What crisis makes visible

Many in the Twitterverse are transfixed today by the uprising in Iran following the contested presidential election there. Suddenly, an online platform has become a window into national drama with international implications. Twitter – a technology invented in the U.S. – has become the reporting channel from within a dictatorship out to the rest of the world.

A similar information wave rose up in China around the protests that peaked in Tiananmen Square twenty years ago. Then the technology being used was USENET, a pre-Web messaging network that a few academically based computers and modem-connected computers could access to reach the world outside of China.

It’s when leading edge technologies play key roles in world-changing events that we tend to notice the power they have in affecting human life on the planet. This was also the case immediately following the tsunami of 2004 when photos and videos of the event and its aftermath were distributed around the world.

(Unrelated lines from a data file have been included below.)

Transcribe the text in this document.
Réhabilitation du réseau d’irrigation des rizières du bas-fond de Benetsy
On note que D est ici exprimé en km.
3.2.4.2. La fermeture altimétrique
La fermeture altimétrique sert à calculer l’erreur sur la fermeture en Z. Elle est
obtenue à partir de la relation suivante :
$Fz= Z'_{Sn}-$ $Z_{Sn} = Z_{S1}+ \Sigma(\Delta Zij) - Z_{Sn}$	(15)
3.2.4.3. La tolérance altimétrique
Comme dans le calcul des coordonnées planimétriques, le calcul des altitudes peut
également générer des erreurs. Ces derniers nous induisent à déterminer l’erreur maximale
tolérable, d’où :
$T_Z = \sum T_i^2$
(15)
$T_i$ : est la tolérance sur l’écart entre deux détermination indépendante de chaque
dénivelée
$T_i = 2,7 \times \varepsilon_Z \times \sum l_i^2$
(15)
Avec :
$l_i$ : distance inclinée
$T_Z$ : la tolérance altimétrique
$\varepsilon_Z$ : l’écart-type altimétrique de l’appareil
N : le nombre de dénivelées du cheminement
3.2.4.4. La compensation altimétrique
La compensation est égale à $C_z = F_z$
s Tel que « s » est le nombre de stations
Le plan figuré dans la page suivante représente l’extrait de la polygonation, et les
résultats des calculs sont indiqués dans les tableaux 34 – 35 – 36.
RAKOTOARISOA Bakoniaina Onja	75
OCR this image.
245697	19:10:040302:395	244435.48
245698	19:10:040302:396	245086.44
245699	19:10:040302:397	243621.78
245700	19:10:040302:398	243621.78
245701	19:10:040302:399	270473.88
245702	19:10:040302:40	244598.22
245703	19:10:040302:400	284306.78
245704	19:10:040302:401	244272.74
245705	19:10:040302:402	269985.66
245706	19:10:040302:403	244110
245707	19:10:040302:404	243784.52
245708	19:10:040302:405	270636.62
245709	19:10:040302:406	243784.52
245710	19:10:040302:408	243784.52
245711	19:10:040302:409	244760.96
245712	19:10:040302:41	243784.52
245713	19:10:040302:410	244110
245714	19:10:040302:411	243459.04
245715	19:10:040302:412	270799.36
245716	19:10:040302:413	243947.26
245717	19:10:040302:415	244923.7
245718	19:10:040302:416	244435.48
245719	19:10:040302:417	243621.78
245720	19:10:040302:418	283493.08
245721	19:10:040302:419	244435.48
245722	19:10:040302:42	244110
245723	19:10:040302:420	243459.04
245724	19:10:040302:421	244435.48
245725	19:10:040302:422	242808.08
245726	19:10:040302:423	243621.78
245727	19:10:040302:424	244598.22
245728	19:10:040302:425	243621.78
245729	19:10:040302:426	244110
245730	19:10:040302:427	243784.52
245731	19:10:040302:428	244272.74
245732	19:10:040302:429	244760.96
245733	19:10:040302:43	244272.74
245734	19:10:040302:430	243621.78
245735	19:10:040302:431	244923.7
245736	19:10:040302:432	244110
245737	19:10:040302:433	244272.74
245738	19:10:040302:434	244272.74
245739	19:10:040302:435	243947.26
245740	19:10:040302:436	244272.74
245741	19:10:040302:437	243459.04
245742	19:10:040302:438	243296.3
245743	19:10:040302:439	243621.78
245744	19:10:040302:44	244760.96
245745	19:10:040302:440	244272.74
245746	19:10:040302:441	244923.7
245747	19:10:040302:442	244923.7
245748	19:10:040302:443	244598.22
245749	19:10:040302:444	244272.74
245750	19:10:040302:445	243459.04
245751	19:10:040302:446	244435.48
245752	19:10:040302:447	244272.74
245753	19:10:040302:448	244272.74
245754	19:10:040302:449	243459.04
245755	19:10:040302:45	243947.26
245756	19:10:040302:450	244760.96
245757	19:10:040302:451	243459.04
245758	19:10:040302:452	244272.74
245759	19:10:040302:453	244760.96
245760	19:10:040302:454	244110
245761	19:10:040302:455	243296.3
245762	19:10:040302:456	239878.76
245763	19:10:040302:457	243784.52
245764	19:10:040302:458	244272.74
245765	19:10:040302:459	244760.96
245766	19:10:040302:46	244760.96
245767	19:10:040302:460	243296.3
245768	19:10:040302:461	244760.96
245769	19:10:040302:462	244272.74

We are amazed and grateful when our digital inventions plug us in to big events and movements. In between those episodes, many of us may find the latest communications technologies to be useful, helpful, handy and entertaining, but we don’t seem to be able to use them to generate change on the scale that we see in crisis-driven usage.

The technology is more difficult to employ impressively in the causative direction than in the effective direction.

We face what could prove to be a global scale crisis from a combination of economic and political trends combined with the impacts of global warming. We could mobilize millions of people to a degree of intensity comparable to that happening in Tehran for the purpose of preventing or at least mitigating these crises. But the social use of technology has not reached that level of sophistication.

Crisis first. Then exemplary use of technology. We need to learn how to reverse this order of things.